This week’s building of the week is Juergen Teller’s purpose built studio in West London.
German-born Teller, who is known for his fine art as well as fashion photography, commissioned London practice 6a Architects to design his new studio on a long and narrow plot.
Teller documented the construction process by taking a number of photographs including a nude self portrait and another of Japanese band Bo Ningen.
The studio is made up of individual concrete volumes separated by garden courtyards, which Teller uses as a set.
“The gardens are inspired by the urban gardens that spring naturally in ruinous or untouched corners of the city – especially those captured by R S R Fitter’s classic book, London’s Natural History,” explained the architects.
“In the first garden, a remnant of the concrete frame from a former building stands for plants to colonise.”

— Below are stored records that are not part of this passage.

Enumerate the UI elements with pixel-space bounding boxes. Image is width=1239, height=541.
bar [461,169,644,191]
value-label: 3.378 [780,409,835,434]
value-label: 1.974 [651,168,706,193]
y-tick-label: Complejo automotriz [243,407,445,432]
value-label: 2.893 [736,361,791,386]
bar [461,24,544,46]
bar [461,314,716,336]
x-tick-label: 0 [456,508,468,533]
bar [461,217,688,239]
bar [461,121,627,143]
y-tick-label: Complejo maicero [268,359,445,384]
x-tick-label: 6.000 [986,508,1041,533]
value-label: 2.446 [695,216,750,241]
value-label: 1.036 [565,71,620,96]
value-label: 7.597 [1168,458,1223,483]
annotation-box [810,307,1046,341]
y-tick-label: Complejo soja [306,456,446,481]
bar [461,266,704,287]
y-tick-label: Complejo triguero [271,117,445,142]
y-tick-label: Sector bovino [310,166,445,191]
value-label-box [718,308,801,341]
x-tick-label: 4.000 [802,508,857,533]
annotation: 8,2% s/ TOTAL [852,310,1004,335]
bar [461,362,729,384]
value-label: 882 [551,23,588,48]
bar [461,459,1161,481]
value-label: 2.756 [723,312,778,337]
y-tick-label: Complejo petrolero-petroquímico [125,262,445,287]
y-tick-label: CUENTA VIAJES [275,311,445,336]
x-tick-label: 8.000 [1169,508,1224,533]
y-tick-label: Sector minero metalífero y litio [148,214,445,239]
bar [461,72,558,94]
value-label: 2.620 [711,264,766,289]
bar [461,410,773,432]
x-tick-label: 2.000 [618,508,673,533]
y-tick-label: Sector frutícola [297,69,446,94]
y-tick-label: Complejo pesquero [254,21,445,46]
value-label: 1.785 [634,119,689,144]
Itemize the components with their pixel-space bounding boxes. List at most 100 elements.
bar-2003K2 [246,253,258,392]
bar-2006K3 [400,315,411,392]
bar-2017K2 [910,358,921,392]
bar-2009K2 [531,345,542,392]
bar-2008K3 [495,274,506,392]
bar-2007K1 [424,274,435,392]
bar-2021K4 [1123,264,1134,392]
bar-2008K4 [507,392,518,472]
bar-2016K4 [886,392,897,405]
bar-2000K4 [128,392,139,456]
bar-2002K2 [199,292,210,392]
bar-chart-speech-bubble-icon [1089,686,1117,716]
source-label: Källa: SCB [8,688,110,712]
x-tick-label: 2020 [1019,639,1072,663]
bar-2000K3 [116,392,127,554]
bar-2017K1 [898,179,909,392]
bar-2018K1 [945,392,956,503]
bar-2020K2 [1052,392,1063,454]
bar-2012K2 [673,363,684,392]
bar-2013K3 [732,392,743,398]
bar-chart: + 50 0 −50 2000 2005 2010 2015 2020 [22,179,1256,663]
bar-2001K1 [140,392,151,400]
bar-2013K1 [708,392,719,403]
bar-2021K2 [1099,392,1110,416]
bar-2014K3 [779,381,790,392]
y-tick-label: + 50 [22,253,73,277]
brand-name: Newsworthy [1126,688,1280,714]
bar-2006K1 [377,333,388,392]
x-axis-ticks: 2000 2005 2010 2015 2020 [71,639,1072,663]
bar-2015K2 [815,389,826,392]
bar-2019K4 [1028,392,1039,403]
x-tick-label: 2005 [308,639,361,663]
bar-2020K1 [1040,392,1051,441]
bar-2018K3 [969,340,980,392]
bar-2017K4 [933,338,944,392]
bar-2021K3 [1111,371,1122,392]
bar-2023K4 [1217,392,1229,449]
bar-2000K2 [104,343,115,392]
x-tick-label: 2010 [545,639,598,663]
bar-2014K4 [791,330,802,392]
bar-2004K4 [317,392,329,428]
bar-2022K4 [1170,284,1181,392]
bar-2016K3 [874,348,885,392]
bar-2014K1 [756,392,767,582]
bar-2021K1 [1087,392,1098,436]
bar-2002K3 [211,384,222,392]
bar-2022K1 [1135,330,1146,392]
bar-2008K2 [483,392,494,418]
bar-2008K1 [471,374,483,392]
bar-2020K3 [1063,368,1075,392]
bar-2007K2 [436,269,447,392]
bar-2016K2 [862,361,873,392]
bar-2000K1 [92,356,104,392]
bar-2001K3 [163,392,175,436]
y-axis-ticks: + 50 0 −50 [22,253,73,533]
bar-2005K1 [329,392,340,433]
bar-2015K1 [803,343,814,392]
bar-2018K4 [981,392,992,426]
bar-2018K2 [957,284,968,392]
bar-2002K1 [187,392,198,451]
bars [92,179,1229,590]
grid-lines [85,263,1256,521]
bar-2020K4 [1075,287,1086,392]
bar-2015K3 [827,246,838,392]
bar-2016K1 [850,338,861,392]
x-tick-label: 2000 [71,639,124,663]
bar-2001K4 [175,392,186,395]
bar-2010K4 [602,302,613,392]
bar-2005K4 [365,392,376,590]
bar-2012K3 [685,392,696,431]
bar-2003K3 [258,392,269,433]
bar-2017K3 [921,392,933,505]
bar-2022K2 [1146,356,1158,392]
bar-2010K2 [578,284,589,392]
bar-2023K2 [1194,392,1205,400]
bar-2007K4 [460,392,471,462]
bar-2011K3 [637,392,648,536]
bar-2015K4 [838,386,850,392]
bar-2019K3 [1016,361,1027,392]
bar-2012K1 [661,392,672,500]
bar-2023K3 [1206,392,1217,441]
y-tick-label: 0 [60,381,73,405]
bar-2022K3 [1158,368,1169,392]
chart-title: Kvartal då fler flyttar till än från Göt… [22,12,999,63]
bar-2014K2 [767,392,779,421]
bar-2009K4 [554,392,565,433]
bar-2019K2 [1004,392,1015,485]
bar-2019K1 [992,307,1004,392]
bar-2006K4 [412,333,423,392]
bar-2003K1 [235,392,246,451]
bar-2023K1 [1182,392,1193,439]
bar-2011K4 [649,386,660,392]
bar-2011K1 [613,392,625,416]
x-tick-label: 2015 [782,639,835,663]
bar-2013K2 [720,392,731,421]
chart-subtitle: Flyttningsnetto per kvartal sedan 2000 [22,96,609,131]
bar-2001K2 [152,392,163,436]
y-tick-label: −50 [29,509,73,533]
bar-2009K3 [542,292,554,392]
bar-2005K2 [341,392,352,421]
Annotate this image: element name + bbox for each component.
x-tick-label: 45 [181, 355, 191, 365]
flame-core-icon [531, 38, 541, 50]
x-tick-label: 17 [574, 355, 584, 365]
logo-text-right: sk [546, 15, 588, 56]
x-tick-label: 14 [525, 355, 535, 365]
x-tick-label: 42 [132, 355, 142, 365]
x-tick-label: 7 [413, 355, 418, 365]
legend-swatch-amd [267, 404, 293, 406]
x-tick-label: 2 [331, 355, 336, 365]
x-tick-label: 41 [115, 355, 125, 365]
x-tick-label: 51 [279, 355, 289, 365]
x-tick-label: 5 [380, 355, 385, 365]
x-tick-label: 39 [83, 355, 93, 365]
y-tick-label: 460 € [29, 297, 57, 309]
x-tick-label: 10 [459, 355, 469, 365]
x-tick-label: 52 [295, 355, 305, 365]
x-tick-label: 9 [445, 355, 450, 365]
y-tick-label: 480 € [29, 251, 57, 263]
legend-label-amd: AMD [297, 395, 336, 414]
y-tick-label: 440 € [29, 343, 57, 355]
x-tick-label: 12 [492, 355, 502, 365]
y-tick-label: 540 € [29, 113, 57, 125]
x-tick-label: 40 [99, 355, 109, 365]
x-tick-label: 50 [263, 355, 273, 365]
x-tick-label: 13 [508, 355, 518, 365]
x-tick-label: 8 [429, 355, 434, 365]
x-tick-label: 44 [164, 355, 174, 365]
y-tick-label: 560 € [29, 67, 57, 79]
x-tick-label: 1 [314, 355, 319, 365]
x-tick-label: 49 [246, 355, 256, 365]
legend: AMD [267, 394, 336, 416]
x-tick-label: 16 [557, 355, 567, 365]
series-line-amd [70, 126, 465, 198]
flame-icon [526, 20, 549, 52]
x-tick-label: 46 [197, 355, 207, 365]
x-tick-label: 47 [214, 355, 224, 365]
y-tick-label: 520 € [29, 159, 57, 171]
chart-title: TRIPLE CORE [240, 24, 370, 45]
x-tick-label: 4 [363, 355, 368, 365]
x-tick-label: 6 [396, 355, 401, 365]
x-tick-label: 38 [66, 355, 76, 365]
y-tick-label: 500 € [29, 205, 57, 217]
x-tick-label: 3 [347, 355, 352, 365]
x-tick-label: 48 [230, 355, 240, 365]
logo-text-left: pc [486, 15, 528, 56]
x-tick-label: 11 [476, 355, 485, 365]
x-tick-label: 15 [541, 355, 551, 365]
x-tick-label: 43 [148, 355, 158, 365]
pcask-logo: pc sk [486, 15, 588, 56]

The building presents a solid concrete facade to the street, which is interrupted only by a wooden entrance and a large window offering glimpses of an office on the first floor.
From the entrance, a long corridor extends all the way to the back of the plot, through the two additional structures and the gardens in between.
The building includes a sauna and meditation room as well as an office, archive, studio, kitchen and library.
The central volume contains the main studio area, which is illuminated from above by roof lights and windows place at either end that face out into the gardens.
A pair of narrow staircases on each side of the space lead up to store rooms housed in suspended concrete blocks.
The furthest of the three structures accommodates a kitchen on its ground floor and an apartment above.
Concrete is used throughout the building in various forms; as cement blockwork walls, poured floors, and in the form of large beams that push against the party walls on either side.
The gaps between the monolithic concrete structures function as outdoor rooms featuring local plants chosen by garden designer Dan Pearson to evoke patches of the city where trees and shrubs have naturally sprouted from buildings.
Metal drainpipes direct rainwater into the gardens, and straight into a cylindrical fish pond in the corner of one of the outdoor spaces.
The prevalent use of concrete is softened by the natural light that infiltrates the building, as well as by the planted gardens. Brass hardware and grey timber joinery also introduce warm and tactile details.
6a Architects was founded by Tom Emerson and Stephanie Macdonald in 2001, who met at the Royal College of Art. The studio’s other notable projects include the renovation of a derelict house to form an extension for the South London Gallery.